Why All of These Trends Happened Together
No single factor explains the broad deterioration in mental health over the past 30 years. Instead, several forces have operated simultaneously. Diagnostic criteria have expanded, which increases the number of people who qualify for a diagnosis. Social media and smartphones, which became ubiquitous in the early 2010s, correlate closely with the acceleration in teen depression and anxiety. Community bonds have weakened steadily since the 1970s. Economic instability has grown for younger generations compared to their parents. And the COVID-19 pandemic compressed years of potential psychological damage into a few months of isolation, fear, and disruption.
Greater awareness and reduced stigma also play a role. People today are far more willing to describe their experiences using mental health language and to seek help than they were even 20 years ago. This means more cases get reported, more people enter treatment, and survey data captures distress that previously went unmentioned. That’s a genuine improvement in how society handles mental health, even as the underlying numbers look worse.
The overall picture is that mental health has worsened by most objective measures, the tools for identifying it have become more sensitive, and the social conditions that protect it have deteriorated.
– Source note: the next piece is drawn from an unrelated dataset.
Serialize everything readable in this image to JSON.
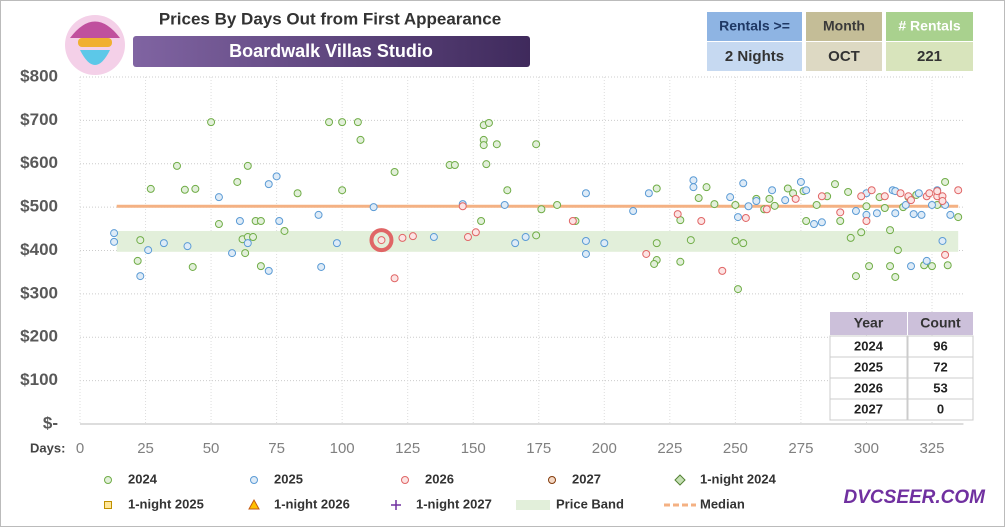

These trends reinforce each other. A lonelier, more anxious population is also more likely to seek diagnoses, which shows up as higher prevalence, which shapes public perception of a crisis, which in turn drives policy and research attention. Whether that attention translates into meaningful improvement will depend on whether societies address the structural causes, particularly social disconnection and economic pressure, rather than treating mental health as purely an individual medical problem.